Per Donini i numeri mostrano anche “una costante riduzione della pressione sui pronto soccorsi, dato che solo due mesi fa le stesse percentuali, con un numero inferiore di Cau sul territorio, erano quasi la metà. Per tutto il 2024, poi, si prevedono 400mila accessi ai Cau (al momento sono oltre 200mila, ndr), su un totale di 1,8-2 milioni al pronto soccorso più l’offerta Cau, disponibile 24 ore su 24”. L’ipotesi è che ad un anno dall’introduzione dei Cau si riducano “del 20-30% gli accessi ai pronto soccorsi per le patologie a bassa complessità”.

Da dicembre, inoltre, sarà attivo anche “il numero 116117 – aggiunge Donini – che i cittadini potranno contattare per le urgenze a bassa criticità e attraverso il quale anche effettuare la prenotazione in tempi brevi nei centri di gestione per le urgenze”.
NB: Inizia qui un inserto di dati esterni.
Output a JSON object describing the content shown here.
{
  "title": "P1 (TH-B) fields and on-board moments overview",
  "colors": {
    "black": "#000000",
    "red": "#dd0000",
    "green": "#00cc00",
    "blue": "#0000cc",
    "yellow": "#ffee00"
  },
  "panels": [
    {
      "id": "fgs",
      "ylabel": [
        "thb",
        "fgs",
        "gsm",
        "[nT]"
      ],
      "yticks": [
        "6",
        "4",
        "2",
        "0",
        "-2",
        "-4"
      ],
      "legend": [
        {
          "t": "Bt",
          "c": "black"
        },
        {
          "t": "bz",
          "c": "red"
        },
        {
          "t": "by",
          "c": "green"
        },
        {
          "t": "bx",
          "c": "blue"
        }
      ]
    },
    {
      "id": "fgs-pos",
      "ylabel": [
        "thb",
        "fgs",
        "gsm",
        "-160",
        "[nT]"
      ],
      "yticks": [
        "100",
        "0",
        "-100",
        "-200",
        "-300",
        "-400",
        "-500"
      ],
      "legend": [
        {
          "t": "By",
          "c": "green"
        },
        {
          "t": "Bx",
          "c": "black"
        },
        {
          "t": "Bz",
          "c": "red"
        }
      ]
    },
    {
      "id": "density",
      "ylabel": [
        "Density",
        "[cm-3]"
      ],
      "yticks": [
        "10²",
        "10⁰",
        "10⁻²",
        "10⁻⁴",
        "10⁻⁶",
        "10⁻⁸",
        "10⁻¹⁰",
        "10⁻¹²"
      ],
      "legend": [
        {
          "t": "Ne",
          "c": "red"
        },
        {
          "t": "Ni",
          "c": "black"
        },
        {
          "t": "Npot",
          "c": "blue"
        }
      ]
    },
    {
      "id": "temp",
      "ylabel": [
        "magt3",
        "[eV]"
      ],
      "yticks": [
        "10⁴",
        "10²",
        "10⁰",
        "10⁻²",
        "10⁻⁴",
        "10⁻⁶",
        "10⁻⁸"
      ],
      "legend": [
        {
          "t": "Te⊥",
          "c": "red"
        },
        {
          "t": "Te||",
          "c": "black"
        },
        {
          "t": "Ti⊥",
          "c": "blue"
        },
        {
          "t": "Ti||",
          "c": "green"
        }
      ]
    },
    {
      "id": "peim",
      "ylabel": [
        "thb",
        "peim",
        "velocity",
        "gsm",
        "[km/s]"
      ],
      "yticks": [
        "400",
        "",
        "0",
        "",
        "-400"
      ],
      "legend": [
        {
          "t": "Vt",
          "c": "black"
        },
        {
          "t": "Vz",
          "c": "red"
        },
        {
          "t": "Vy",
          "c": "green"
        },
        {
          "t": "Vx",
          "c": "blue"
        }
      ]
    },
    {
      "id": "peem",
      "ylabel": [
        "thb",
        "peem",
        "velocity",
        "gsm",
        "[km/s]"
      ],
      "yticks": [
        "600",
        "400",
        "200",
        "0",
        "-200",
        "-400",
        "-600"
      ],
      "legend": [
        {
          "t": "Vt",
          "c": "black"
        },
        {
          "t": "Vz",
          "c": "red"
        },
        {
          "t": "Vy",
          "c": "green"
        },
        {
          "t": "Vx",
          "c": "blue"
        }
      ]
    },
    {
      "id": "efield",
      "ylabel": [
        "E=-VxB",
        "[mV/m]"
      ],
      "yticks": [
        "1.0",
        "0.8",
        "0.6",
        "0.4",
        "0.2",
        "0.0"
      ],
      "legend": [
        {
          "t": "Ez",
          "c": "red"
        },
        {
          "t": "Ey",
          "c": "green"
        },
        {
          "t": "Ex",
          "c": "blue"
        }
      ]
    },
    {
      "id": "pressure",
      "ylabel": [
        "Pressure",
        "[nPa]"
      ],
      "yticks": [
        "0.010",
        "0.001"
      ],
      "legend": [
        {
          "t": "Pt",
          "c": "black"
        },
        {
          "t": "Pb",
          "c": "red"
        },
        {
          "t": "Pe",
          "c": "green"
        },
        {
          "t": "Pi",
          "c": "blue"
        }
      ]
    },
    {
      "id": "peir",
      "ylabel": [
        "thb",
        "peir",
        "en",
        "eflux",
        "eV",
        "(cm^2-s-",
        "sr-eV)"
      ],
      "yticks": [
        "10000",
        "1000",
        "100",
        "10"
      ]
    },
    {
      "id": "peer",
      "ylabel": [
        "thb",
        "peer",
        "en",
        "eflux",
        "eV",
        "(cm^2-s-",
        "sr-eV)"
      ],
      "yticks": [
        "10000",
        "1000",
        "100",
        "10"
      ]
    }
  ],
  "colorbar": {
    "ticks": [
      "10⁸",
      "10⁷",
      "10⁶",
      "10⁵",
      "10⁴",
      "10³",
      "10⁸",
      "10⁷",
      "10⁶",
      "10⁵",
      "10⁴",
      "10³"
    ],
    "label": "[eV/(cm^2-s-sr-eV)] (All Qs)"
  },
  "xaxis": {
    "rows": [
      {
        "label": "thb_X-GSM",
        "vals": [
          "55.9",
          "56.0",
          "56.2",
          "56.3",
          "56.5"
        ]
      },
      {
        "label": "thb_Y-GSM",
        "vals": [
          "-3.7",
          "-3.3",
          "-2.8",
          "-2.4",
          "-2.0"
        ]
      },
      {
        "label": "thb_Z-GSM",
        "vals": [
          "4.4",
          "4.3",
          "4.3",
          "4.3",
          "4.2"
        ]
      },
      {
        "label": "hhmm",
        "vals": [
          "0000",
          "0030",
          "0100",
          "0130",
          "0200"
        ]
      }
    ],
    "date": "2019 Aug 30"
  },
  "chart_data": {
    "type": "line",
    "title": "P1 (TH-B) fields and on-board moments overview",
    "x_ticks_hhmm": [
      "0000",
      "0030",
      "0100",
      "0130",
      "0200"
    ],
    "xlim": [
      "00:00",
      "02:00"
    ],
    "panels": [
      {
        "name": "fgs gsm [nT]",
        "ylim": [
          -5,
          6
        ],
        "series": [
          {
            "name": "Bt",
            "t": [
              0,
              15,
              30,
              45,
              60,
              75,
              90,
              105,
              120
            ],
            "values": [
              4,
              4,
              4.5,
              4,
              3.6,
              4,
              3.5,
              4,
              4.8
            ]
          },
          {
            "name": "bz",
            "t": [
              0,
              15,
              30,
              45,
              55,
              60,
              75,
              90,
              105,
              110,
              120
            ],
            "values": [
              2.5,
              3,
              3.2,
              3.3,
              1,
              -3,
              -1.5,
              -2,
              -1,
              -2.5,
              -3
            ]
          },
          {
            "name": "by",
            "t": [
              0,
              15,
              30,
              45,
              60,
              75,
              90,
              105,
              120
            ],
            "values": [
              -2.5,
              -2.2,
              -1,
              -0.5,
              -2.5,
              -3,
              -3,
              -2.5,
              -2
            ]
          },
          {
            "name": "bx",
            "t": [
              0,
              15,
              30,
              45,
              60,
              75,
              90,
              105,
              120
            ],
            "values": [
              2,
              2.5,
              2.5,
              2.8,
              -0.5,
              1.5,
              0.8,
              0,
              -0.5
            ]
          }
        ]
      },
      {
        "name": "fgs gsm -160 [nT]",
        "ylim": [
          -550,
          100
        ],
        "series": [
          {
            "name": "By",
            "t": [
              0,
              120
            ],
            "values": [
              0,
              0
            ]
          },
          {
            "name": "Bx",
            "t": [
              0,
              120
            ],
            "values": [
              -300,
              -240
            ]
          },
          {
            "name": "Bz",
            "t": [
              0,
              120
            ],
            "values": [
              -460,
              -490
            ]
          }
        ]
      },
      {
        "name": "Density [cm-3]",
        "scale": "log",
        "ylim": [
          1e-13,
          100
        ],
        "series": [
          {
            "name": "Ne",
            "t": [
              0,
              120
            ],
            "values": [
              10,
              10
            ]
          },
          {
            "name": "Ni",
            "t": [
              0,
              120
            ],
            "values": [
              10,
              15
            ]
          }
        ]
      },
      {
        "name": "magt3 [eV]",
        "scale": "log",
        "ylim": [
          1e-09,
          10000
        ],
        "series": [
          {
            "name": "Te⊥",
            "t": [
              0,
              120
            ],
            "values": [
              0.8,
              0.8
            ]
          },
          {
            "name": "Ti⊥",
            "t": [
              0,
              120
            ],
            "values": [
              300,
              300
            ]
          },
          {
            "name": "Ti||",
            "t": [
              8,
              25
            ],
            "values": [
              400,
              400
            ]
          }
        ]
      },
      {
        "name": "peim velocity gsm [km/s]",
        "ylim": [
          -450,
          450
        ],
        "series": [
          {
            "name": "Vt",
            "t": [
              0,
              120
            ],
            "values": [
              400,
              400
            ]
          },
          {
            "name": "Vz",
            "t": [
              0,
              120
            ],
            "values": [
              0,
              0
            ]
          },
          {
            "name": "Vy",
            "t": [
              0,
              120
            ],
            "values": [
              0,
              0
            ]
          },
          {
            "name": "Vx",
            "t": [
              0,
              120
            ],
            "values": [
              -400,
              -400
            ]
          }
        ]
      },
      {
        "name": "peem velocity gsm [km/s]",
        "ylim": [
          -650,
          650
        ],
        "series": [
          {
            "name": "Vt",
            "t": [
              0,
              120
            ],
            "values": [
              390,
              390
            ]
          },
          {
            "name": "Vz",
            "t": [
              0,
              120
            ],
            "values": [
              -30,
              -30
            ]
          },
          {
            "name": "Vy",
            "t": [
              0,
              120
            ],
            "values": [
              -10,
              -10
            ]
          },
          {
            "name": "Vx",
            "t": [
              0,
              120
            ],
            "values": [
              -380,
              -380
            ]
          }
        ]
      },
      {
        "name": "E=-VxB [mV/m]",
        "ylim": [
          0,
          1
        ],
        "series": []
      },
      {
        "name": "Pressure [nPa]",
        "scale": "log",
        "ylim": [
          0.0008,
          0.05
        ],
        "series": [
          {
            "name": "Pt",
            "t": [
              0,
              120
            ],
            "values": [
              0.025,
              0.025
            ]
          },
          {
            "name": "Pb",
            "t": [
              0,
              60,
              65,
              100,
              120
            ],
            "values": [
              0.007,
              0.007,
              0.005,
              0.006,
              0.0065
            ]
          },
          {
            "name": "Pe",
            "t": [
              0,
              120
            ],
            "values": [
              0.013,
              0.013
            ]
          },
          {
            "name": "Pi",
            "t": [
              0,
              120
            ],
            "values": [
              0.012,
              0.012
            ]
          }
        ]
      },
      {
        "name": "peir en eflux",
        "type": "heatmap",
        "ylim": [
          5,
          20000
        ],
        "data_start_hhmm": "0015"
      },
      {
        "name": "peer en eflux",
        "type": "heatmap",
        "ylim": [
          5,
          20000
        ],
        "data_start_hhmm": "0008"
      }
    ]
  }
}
Numeri incoraggianti, che nel 2025, quando i Cau attivi saliranno a 50 in tutta l’Emilia-Romagna, per l’assessore Donini sono destinati ad aumentare ulteriormente. “Le critiche costruttive le ascoltiamo, ci aiutano a migliorare. Sui Cau, dove lavorano tanti bravi medici e infermieri, siamo stati pioneri”, rilancia l’assessore, replicando così alle critiche arrivare gli dal fronte sindacale. Donini si dice anche sicuro che il modello emiliano-romagnolo è destinato a fare scuola.
“Molte Regioni vengono qui a vedere come funzionano i Cau, per ora ci sono solo in Emilia-Romagna – conclude Donini – ma crediamo possano essere uno stimolo per affrontare il tema dell’emergenza urgenza a livello nazionale”.